I have a customer wanting a walk in tub with jacuzzi for her bad knees.
I've connected one walk-in in my life and would rather hear from some of you with experience in this area. What's a good brand of tub and faucets to recommend or to stay away from, especially with needing the jetting action.
As always I appreciate any info.


----------



## Epox (Sep 19, 2010)

Epox said:


> I have a customer wanting a walk in tub with jacuzzi for her bad knees.
> I've connected one walk-in in my life and would rather hear from some of you with experience in this area. What's a good brand of tub and faucets to recommend or to stay away from, especially with needing the jetting action.
> As always I appreciate any info.


Refreshed post


----------



## plbgbiz (Aug 27, 2010)

We use Safety Tub.

Got two going in this month.


----------



## plbgbiz (Aug 27, 2010)

We use the faucet and waste/overflow kit they provide.
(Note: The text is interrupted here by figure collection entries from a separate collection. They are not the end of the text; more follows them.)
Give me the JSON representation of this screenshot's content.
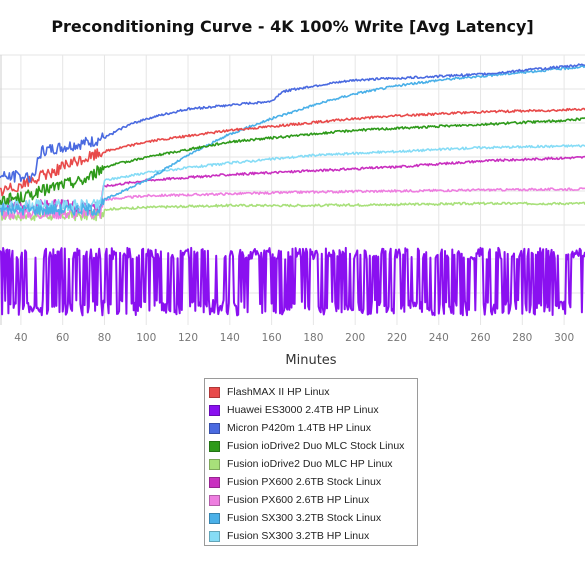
{
  "chart_data": {
    "type": "line",
    "title": "Preconditioning Curve - 4K 100% Write [Avg Latency]",
    "xlabel": "Minutes",
    "ylabel": "",
    "xlim": [
      30,
      310
    ],
    "xticks": [
      40,
      60,
      80,
      100,
      120,
      140,
      160,
      180,
      200,
      220,
      240,
      260,
      280,
      300
    ],
    "grid": true,
    "legend_position": "bottom-center",
    "series": [
      {
        "name": "FlashMAX II HP Linux",
        "color": "#e84a4a",
        "x": [
          30,
          38,
          48,
          60,
          80,
          100,
          120,
          140,
          160,
          180,
          200,
          220,
          240,
          260,
          280,
          300,
          310
        ],
        "y": [
          0.34,
          0.37,
          0.41,
          0.47,
          0.55,
          0.6,
          0.63,
          0.66,
          0.68,
          0.7,
          0.72,
          0.735,
          0.745,
          0.755,
          0.76,
          0.765,
          0.77
        ]
      },
      {
        "name": "Huawei ES3000 2.4TB HP Linux",
        "color": "#8a10f0",
        "x": [
          30,
          310
        ],
        "y": [
          -0.05,
          -0.05
        ],
        "oscillating": true,
        "range": [
          -0.3,
          0.05
        ]
      },
      {
        "name": "Micron P420m 1.4TB HP Linux",
        "color": "#4a6ae0",
        "x": [
          30,
          44,
          46,
          50,
          60,
          75,
          80,
          90,
          100,
          120,
          140,
          150,
          160,
          165,
          180,
          200,
          220,
          240,
          260,
          280,
          300,
          310
        ],
        "y": [
          0.42,
          0.42,
          0.43,
          0.55,
          0.57,
          0.6,
          0.62,
          0.68,
          0.72,
          0.77,
          0.79,
          0.8,
          0.81,
          0.86,
          0.89,
          0.92,
          0.93,
          0.94,
          0.95,
          0.97,
          0.99,
          1.0
        ]
      },
      {
        "name": "Fusion ioDrive2 Duo MLC Stock Linux",
        "color": "#2e9a1a",
        "x": [
          30,
          40,
          60,
          70,
          80,
          100,
          120,
          140,
          160,
          180,
          200,
          220,
          240,
          260,
          280,
          300,
          310
        ],
        "y": [
          0.3,
          0.31,
          0.38,
          0.4,
          0.47,
          0.52,
          0.56,
          0.6,
          0.62,
          0.64,
          0.66,
          0.67,
          0.68,
          0.69,
          0.7,
          0.71,
          0.72
        ]
      },
      {
        "name": "Fusion ioDrive2 Duo MLC HP Linux",
        "color": "#a8e07a",
        "x": [
          30,
          78,
          80,
          100,
          140,
          180,
          220,
          260,
          310
        ],
        "y": [
          0.22,
          0.22,
          0.25,
          0.26,
          0.27,
          0.27,
          0.275,
          0.28,
          0.28
        ]
      },
      {
        "name": "Fusion PX600 2.6TB Stock Linux",
        "color": "#c930c0",
        "x": [
          30,
          78,
          80,
          100,
          140,
          180,
          220,
          260,
          310
        ],
        "y": [
          0.27,
          0.27,
          0.37,
          0.4,
          0.43,
          0.45,
          0.47,
          0.5,
          0.52
        ]
      },
      {
        "name": "Fusion PX600 2.6TB HP Linux",
        "color": "#ee7ee0",
        "x": [
          30,
          78,
          80,
          100,
          140,
          180,
          220,
          260,
          310
        ],
        "y": [
          0.23,
          0.23,
          0.3,
          0.32,
          0.33,
          0.34,
          0.345,
          0.35,
          0.355
        ]
      },
      {
        "name": "Fusion SX300 3.2TB Stock Linux",
        "color": "#4ab0e8",
        "x": [
          30,
          78,
          80,
          100,
          120,
          140,
          160,
          180,
          200,
          220,
          240,
          260,
          280,
          300,
          310
        ],
        "y": [
          0.25,
          0.25,
          0.3,
          0.4,
          0.53,
          0.64,
          0.72,
          0.79,
          0.85,
          0.89,
          0.92,
          0.94,
          0.96,
          0.98,
          0.99
        ]
      },
      {
        "name": "Fusion SX300 3.2TB HP Linux",
        "color": "#86dcf6",
        "x": [
          30,
          78,
          80,
          100,
          140,
          180,
          220,
          260,
          310
        ],
        "y": [
          0.27,
          0.27,
          0.4,
          0.44,
          0.49,
          0.53,
          0.55,
          0.57,
          0.58
        ]
      }
    ]
  }
}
We only install them with the pump assisted drain. If it is a jetted model, we always include the inline heater. The pump assembly is a bit weird to assemble the first couple of times but after that it goes pretty smooth.

It is absolutely critical to have separate circuits for each of the accessories.


----------



## Epox (Sep 19, 2010)

Thx Biz, I preciate it.I'll check it out. Have to go afk, thx again.


----------



## Epox (Sep 19, 2010)

I have to go back and measure the bathroom door. This is an older house so is probably a 24" door.


----------